What made him think quick, of course, was that nobody walked straight in. It was one of the things his auntie couldn’t get over, the way they behaved down here. The rent-collector and the man who took the shillings out of the gas-meter walked in regular without a knock, and anybody else knocked with one hand and turned the handle with the other. So here was a stranger, and it didn’t take much telling what sort of stranger he would be. It was only common sense that a lot of the kind of people who’d sent all these letters and circulars should try their luck in person. Phil didn’t know how he’d manage if an M.A. Cantab, came in, or for that matter a titled lady with her daughters behind her. And he wasn’t, not this morning, going to stop and find out. So he was into the back kitchen and with the door shut in a jiffy. He made a grab at the shelf where his auntie kept the housekeeping money.
‘I’m taking ten bob,’ he called, while she stared at him. ‘There’s someone at the door. Perhaps it’s your Health Visitor.’ And he slipped into the yard and was over the fence before she could reply.
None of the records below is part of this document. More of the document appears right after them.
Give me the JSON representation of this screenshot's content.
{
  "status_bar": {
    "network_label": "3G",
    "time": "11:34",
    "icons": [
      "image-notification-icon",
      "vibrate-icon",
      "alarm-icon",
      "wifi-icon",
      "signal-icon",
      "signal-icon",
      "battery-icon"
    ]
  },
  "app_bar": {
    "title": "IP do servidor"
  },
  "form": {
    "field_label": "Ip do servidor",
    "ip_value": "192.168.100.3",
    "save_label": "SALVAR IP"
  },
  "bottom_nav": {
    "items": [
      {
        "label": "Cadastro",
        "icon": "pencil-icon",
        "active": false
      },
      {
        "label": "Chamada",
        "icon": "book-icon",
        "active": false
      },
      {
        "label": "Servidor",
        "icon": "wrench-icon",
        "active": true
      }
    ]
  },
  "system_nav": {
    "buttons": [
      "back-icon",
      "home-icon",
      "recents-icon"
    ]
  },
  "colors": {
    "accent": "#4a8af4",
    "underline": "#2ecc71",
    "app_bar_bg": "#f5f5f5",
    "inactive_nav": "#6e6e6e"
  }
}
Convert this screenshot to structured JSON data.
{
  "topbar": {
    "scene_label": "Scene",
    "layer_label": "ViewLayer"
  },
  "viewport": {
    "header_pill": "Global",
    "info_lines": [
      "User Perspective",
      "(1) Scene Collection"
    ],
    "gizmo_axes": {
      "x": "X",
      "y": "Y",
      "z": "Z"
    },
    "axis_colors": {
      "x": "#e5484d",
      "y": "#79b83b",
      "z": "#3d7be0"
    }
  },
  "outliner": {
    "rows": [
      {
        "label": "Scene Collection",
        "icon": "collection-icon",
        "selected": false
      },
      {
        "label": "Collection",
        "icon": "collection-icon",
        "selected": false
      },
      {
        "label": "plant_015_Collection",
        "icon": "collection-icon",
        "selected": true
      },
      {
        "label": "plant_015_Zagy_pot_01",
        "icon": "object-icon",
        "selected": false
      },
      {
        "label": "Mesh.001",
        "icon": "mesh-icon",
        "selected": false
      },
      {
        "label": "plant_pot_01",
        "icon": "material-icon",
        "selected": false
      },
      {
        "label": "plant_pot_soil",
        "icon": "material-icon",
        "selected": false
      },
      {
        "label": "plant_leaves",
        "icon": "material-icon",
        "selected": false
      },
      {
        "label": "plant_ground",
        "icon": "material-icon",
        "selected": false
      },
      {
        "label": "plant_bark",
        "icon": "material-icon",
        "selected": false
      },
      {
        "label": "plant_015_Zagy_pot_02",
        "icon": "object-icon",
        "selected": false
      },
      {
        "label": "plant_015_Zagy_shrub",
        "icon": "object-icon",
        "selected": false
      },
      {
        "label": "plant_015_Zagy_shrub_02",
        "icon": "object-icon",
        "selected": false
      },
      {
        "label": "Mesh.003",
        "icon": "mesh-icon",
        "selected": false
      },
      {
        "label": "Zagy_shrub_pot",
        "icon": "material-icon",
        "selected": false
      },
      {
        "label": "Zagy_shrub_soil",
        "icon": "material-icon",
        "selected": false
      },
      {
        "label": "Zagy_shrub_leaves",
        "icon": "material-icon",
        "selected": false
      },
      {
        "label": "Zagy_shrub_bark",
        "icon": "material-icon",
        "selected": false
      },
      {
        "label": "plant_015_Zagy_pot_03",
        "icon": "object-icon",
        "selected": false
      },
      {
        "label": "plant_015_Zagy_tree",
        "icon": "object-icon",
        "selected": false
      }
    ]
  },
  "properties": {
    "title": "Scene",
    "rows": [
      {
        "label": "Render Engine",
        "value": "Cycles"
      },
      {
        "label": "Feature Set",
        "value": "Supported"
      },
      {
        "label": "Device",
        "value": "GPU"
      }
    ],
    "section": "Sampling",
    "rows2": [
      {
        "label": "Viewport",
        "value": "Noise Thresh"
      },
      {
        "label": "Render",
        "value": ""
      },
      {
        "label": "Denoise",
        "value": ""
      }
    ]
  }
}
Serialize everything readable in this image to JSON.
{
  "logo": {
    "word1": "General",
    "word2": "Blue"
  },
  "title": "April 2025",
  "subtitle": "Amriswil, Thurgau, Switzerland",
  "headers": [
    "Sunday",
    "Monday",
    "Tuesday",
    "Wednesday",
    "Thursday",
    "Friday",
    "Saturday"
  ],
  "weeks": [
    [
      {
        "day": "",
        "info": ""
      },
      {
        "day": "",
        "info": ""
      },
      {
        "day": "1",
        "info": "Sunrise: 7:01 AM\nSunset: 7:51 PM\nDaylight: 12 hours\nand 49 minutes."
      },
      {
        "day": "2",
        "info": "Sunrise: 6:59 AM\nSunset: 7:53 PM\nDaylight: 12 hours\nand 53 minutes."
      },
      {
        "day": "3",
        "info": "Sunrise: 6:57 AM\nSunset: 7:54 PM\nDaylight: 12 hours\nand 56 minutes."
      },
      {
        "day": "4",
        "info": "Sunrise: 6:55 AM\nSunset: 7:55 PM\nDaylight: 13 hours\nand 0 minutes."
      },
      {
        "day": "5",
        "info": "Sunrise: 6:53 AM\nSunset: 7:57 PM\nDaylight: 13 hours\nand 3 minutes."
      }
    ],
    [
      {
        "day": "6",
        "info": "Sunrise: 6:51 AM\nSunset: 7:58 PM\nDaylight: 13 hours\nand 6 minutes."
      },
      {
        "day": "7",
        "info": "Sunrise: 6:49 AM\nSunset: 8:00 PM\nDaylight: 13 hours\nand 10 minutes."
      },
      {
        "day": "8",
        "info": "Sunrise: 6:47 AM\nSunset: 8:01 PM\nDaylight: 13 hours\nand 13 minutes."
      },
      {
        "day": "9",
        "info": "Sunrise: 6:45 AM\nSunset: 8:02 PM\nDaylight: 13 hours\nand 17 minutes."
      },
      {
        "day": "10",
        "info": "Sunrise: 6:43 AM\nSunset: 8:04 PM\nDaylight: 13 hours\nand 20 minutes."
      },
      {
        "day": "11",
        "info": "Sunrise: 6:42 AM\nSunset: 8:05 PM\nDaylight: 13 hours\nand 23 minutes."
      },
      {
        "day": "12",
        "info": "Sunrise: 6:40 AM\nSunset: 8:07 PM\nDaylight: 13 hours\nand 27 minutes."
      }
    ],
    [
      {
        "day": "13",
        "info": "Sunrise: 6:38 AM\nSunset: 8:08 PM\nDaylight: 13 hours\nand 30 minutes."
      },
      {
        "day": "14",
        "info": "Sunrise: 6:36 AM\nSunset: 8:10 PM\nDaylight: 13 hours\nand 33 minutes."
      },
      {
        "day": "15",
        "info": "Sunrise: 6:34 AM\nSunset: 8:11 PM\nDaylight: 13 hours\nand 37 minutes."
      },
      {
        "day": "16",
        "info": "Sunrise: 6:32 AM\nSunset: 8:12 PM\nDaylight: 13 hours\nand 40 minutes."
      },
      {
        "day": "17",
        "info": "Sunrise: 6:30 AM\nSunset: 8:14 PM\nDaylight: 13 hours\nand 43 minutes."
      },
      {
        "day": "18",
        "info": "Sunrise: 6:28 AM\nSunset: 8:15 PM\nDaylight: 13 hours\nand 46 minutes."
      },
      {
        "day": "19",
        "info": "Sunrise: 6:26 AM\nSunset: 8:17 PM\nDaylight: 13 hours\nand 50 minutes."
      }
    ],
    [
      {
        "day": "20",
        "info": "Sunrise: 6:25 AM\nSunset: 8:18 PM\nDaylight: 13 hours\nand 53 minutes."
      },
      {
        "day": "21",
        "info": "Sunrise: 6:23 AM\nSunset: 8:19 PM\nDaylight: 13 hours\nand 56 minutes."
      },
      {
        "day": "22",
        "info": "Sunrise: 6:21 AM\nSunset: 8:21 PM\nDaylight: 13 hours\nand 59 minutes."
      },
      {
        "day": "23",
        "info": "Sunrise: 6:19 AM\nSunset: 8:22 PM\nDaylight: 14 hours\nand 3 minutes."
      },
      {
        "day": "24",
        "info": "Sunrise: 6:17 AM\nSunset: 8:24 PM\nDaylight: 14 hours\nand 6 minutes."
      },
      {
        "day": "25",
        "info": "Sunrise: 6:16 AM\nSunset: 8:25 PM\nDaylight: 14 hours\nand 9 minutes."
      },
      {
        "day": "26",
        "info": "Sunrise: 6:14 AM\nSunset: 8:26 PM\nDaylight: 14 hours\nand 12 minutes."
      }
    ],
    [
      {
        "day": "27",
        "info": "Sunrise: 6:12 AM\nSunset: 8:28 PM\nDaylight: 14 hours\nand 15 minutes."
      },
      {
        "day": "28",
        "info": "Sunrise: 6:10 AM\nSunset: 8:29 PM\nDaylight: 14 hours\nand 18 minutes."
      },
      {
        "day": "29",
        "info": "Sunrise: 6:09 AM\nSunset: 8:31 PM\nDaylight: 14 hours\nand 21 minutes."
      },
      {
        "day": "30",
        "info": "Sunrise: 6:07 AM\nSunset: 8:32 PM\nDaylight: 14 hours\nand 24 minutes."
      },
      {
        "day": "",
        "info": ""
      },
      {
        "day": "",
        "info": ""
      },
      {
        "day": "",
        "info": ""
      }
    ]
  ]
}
It was a lovely day – a day so lovely you could tell it before you were past the lavatory and the coal-place. Then he was over in what old Ma Huggins called her garden – and fair enough since it was chock-full of annuals although no bigger than a snot-rag. He went through where there had been a wooden gate before some realist took it for kindling, and then he thought he’d nip round and take a quick look down the street.
His auntie had answered the door, he saw, and whoever it was had gone inside. But that didn’t leave the place deserted again, not by any means. There were two men in hats, the kind that might want to be selling you insurance, who walked straight past his nose. They didn’t see him because they were looking at the numbers on the doors, and when they weren’t doing that they were looking at each other like they might be two dogs approaching the same bone. And from the other direction was coming another man in a hat, but more the kind that might be offering you a two-hundred-per-cent-automatic washing-machine for ten nicker down. But that wasn’t the lot, because there was a car in bottom gear that looked to be stopping any moment. And, to crown all, what if there wasn’t a chap from the Salvation Army, clutching a collecting-box and flipping across the street on feet as flat as yesterday’s pale ale. Phil hurried away quick.